For two non-commuting matrices $A,B \in M(2,\mathbb{K})$, $\mathbb{K}\in \{\mathbb{R},\mathbb{C}\}$, can be shown that: $$ e^C=e^{A+B}=e^Ae^B=e^Be^A \iff \begin{cases} \mbox{det}A'=\mbox{det}A-\left(\dfrac{\mbox{tr}A}{2}\right)^2=m^2\pi^2\\ \mbox{det}B'=\mbox{det}B-\left(\dfrac{\mbox{tr}B}{2}\right)^2=n^2\pi^2\\ \mbox{det}C'=\mbox{det}C-\left(\dfrac{\mbox{tr}C}{2}\right)^2=q^2\pi^2\\ \end {cases} $$ with: $m,n,q \in \mathbb{N}^*$ and $(-1)^m (-1)^n=(-1)^q$.

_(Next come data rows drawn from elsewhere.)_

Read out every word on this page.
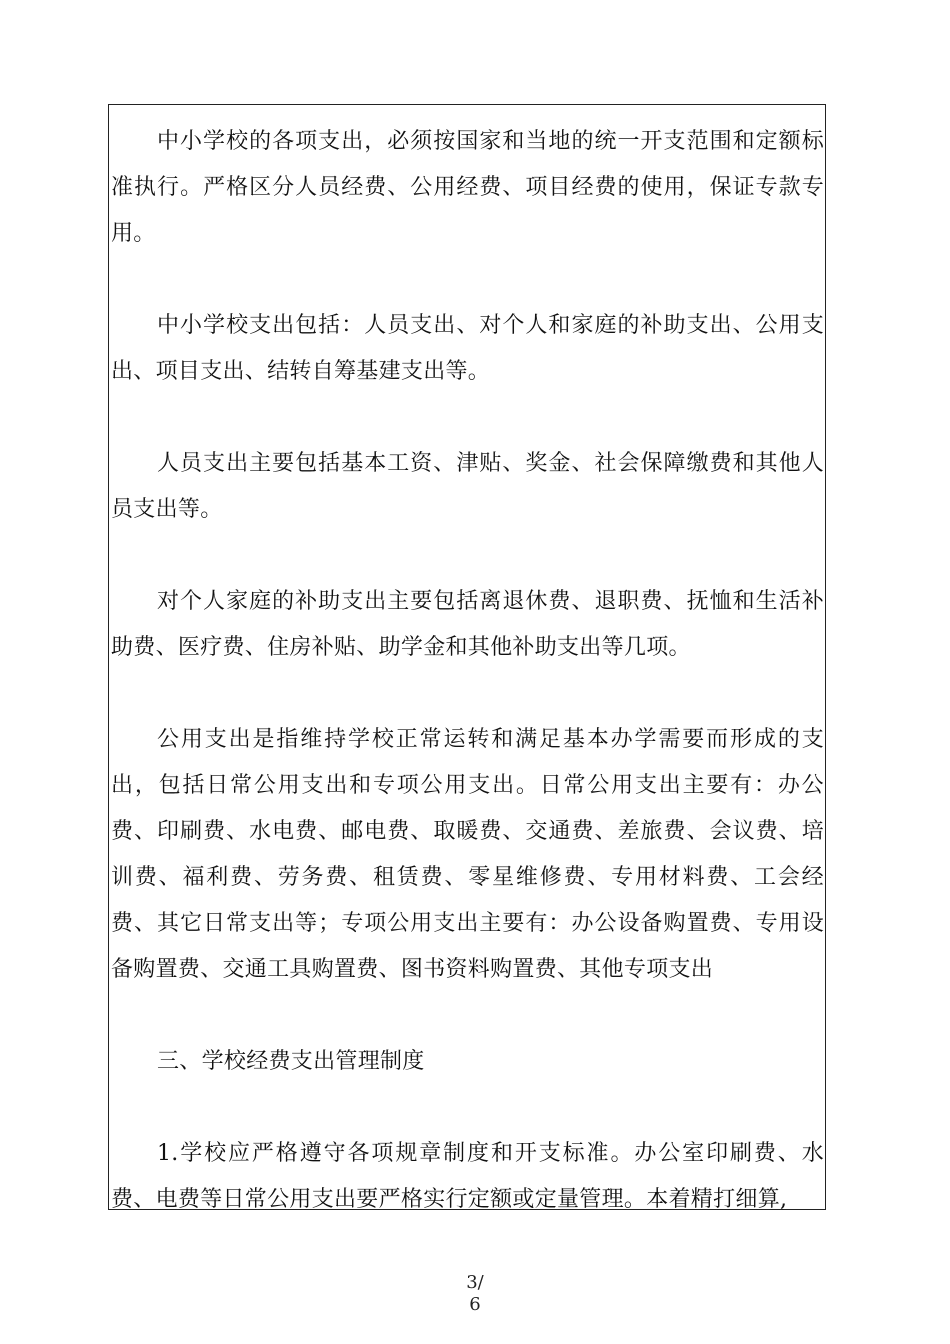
中小学校的各项支出，必须按国家和当地的统一开支范围和定额标准执行。严格区分人员经费、公用经费、项目经费的使用，保证专款专用。

中小学校支出包括：人员支出、对个人和家庭的补助支出、公用支出、项目支出、结转自筹基建支出等。

人员支出主要包括基本工资、津贴、奖金、社会保障缴费和其他人员支出等。

对个人家庭的补助支出主要包括离退休费、退职费、抚恤和生活补助费、医疗费、住房补贴、助学金和其他补助支出等几项。

公用支出是指维持学校正常运转和满足基本办学需要而形成的支出，包括日常公用支出和专项公用支出。日常公用支出主要有：办公费、印刷费、水电费、邮电费、取暖费、交通费、差旅费、会议费、培训费、福利费、劳务费、租赁费、零星维修费、专用材料费、工会经费、其它日常支出等；专项公用支出主要有：办公设备购置费、专用设备购置费、交通工具购置费、图书资料购置费、其他专项支出

三、学校经费支出管理制度

1.学校应严格遵守各项规章制度和开支标准。办公室印刷费、水费、电费等日常公用支出要严格实行定额或定量管理。本着精打细算,

3/
6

Here a sketch of the proof:
1) Note that we can always put a $2 \times 2$ matrix in the form $A=hI+A'$ where: $h=\mbox{tr}A/2$, $\mbox{tr}A'=0$, $\mbox{det}A'=\mbox{det}A-\left(\dfrac{\mbox{tr}A}{2}\right)^2$; and $[hI,A']=0$ so that $e^A=e^he^{A'}$.

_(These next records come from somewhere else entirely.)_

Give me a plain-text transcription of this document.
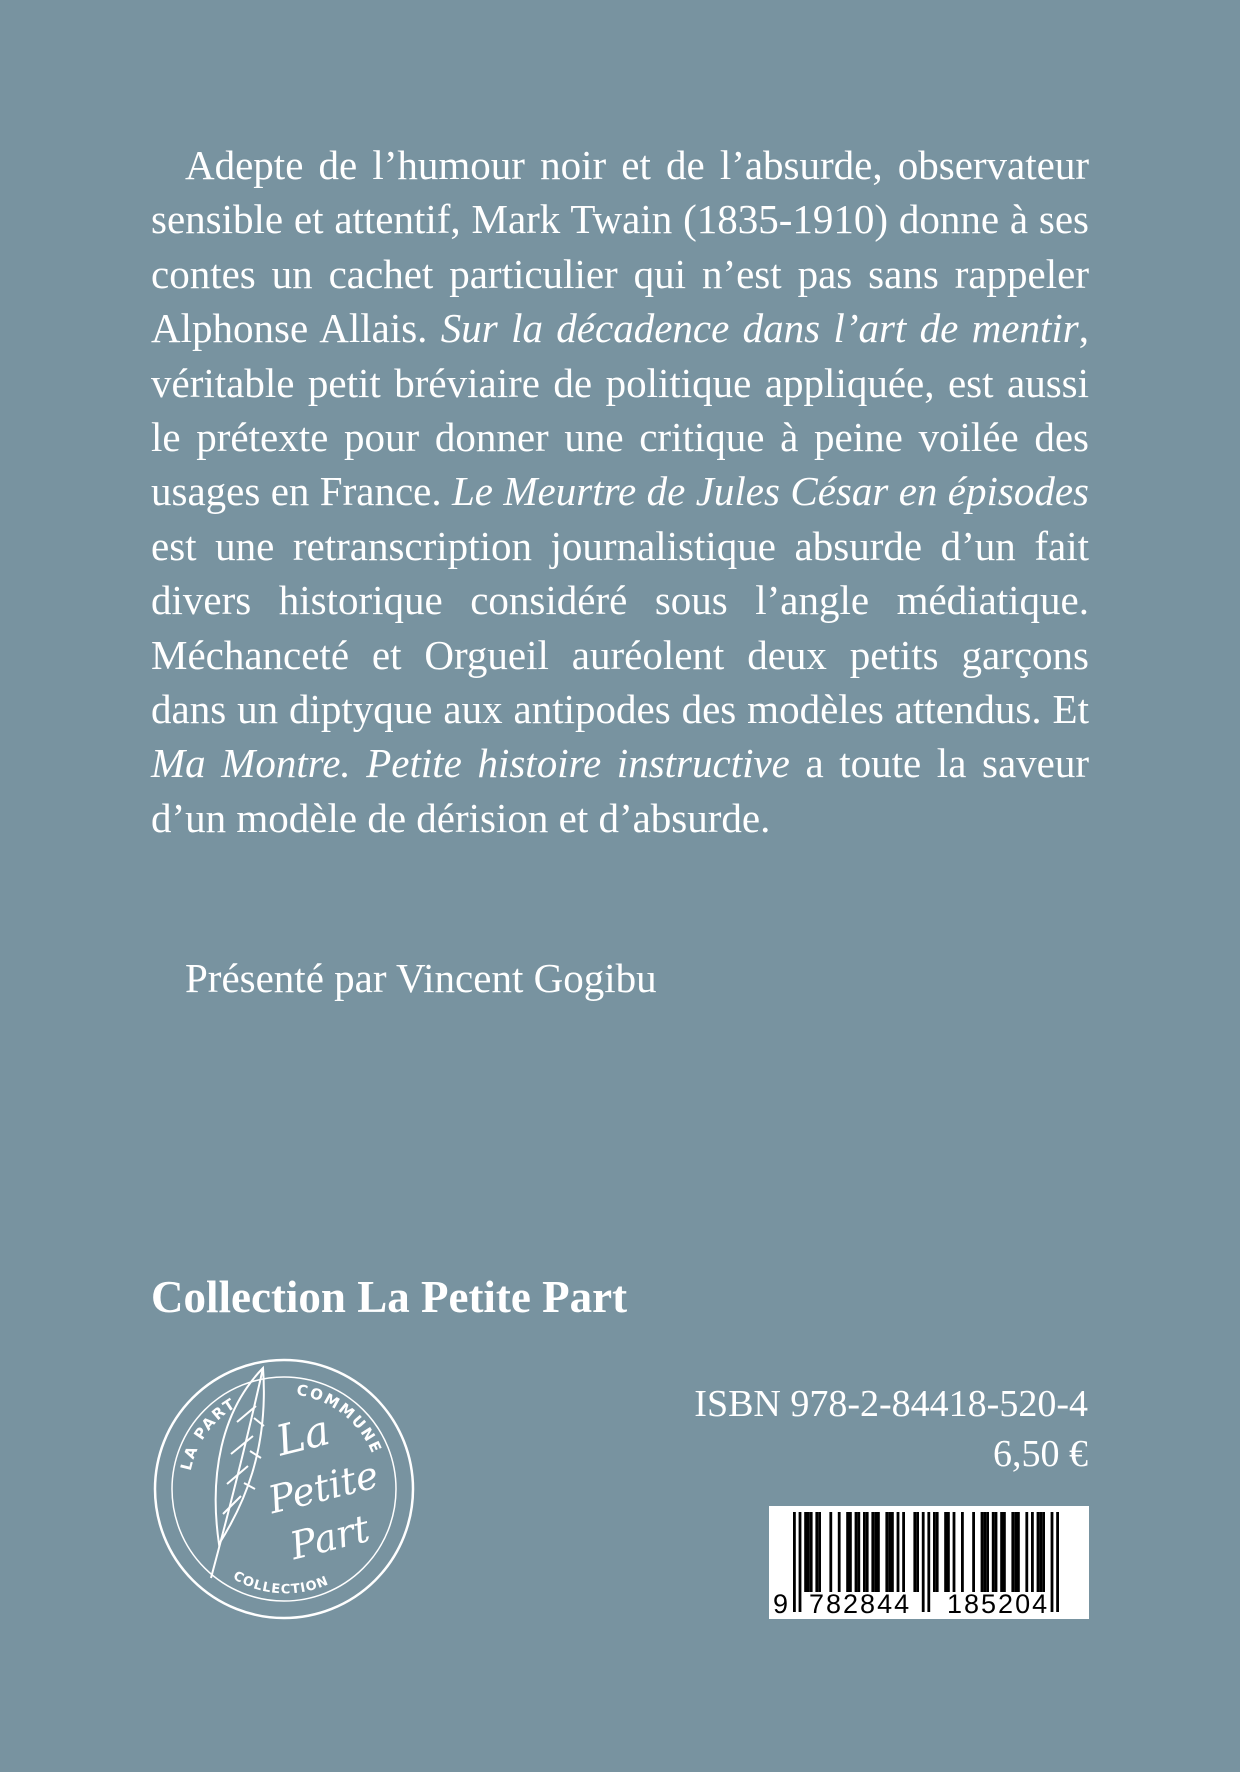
Adepte de l’humour noir et de l’absurde, observateur sensible et attentif, Mark Twain (1835-1910) donne à ses contes un cachet particulier qui n’est pas sans rappeler Alphonse Allais. Sur la décadence dans l’art de mentir, véritable petit bréviaire de politique appliquée, est aussi le prétexte pour donner une critique à peine voilée des usages en France. Le Meurtre de Jules César en épisodes est une retranscription journalistique absurde d’un fait divers historique considéré sous l’angle médiatique. Méchanceté et Orgueil auréolent deux petits garçons dans un diptyque aux antipodes des modèles attendus. Et Ma Montre. Petite histoire instructive a toute la saveur d’un modèle de dérision et d’absurde.

Présenté par Vincent Gogibu
Collection La Petite Part
LA PART
COMMUNE
COLLECTION
La
Petite
Part
ISBN 978-2-84418-520-4
6,50 €
9 782844 185204
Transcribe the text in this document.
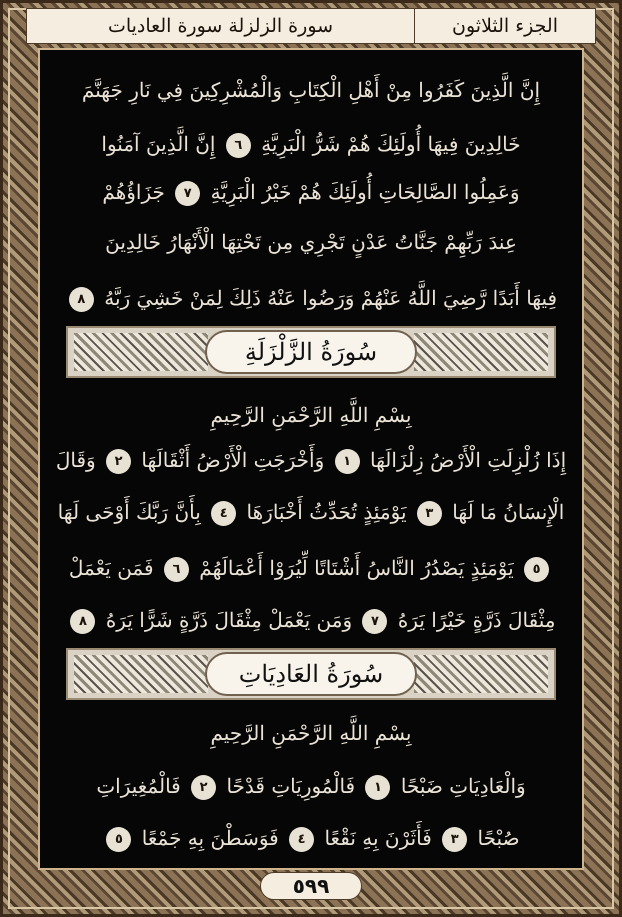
الجزء الثلاثون
سورة الزلزلة سورة العاديات
إِنَّ الَّذِينَ كَفَرُوا مِنْ أَهْلِ الْكِتَابِ وَالْمُشْرِكِينَ فِي نَارِ جَهَنَّمَ
خَالِدِينَ فِيهَا أُولَئِكَ هُمْ شَرُّ الْبَرِيَّةِ ٦ إِنَّ الَّذِينَ آمَنُوا
وَعَمِلُوا الصَّالِحَاتِ أُولَئِكَ هُمْ خَيْرُ الْبَرِيَّةِ ٧ جَزَاؤُهُمْ
عِندَ رَبِّهِمْ جَنَّاتُ عَدْنٍ تَجْرِي مِن تَحْتِهَا الْأَنْهَارُ خَالِدِينَ
فِيهَا أَبَدًا رَّضِيَ اللَّهُ عَنْهُمْ وَرَضُوا عَنْهُ ذَلِكَ لِمَنْ خَشِيَ رَبَّهُ ٨
سُورَةُ الزَّلْزَلَةِ
بِسْمِ اللَّهِ الرَّحْمَنِ الرَّحِيمِ
إِذَا زُلْزِلَتِ الْأَرْضُ زِلْزَالَهَا ١ وَأَخْرَجَتِ الْأَرْضُ أَثْقَالَهَا ٢ وَقَالَ
الْإِنسَانُ مَا لَهَا ٣ يَوْمَئِذٍ تُحَدِّثُ أَخْبَارَهَا ٤ بِأَنَّ رَبَّكَ أَوْحَى لَهَا
٥ يَوْمَئِذٍ يَصْدُرُ النَّاسُ أَشْتَاتًا لِّيُرَوْا أَعْمَالَهُمْ ٦ فَمَن يَعْمَلْ
مِثْقَالَ ذَرَّةٍ خَيْرًا يَرَهُ ٧ وَمَن يَعْمَلْ مِثْقَالَ ذَرَّةٍ شَرًّا يَرَهُ ٨
سُورَةُ العَادِيَاتِ
بِسْمِ اللَّهِ الرَّحْمَنِ الرَّحِيمِ
وَالْعَادِيَاتِ ضَبْحًا ١ فَالْمُورِيَاتِ قَدْحًا ٢ فَالْمُغِيرَاتِ
صُبْحًا ٣ فَأَثَرْنَ بِهِ نَقْعًا ٤ فَوَسَطْنَ بِهِ جَمْعًا ٥
٥٩٩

2)Using the series expansion we see that, for a traceless matrix, we have: $$e^{A'}= {I}\,\cos\alpha+A'\;\dfrac{\sin\alpha}{\alpha}$$ where $\alpha=\sqrt{\mbox{det}A'}$.
3) Using this result for non-commuting $A,B$ we have: $$[e^{A},e^{B}]=e^{(h+k)}\dfrac{\sin \alpha \sin \beta}{\alpha \beta}[A',B']$$ (where $k=\mbox{tr}B/2$ and $\beta=\sqrt{\mbox{det}B'}$) and, since $[A',B']=[A,B] \ne 0$, for $[e^{A},e^{B}]=0$ must be $\alpha=m\pi$ or $\beta=n \pi$ with $m,n \in \mathbb{N}^*$.

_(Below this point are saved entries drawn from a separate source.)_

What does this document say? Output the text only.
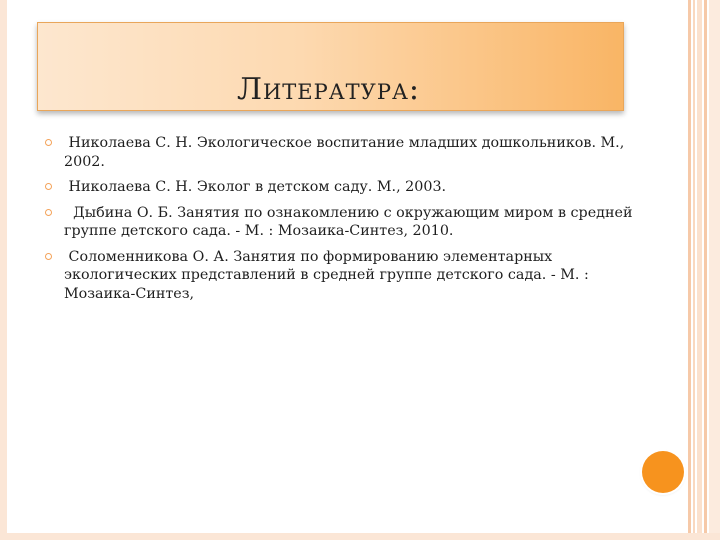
Литература:
Николаева С. Н. Экологическое воспитание младших дошкольников. М., 2002.
Николаева С. Н. Эколог в детском саду. М., 2003.
Дыбина О. Б. Занятия по ознакомлению с окружающим миром в средней группе детского сада. - М. : Мозаика-Синтез, 2010.
Соломенникова О. А. Занятия по формированию элементарных экологических представлений в средней группе детского сада. - М. : Мозаика-Синтез,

4)So we set $\alpha=m\pi$ and calculate $e^{A+B}$ and $e^A e^B$. Equating the corrisponding elements of the two matrices and solving the system we have the assertion.
This proof does not extend to matrices $n \times n$ and the best result I could find in the literature is a sufficient condition [Edgar M. E. Wermuth: A REMARK ON COMMUTING OPERATOR EXPONENTIALS] that says:
Let A and B be bounded operators on a Banach space with $2\pi i$-congruence-free spectra. Then $e^Ae^B = e^B e^A$ if and only if $AB = BA$. Where a set $\Lambda$ of complex numbers is $2\pi i$-congruence-free, if there are no two different elements $\lambda_1 , \lambda_2 \in \Lambda$ such that $\lambda_1 \equiv \lambda_2$ (mod $2\pi i$). (Clearly the previous result in $M(2,\mathbb{K})$ is consistent with this statement).
I'd like to know if anyone knows strongest results on this topic for $n \times n$ matrices.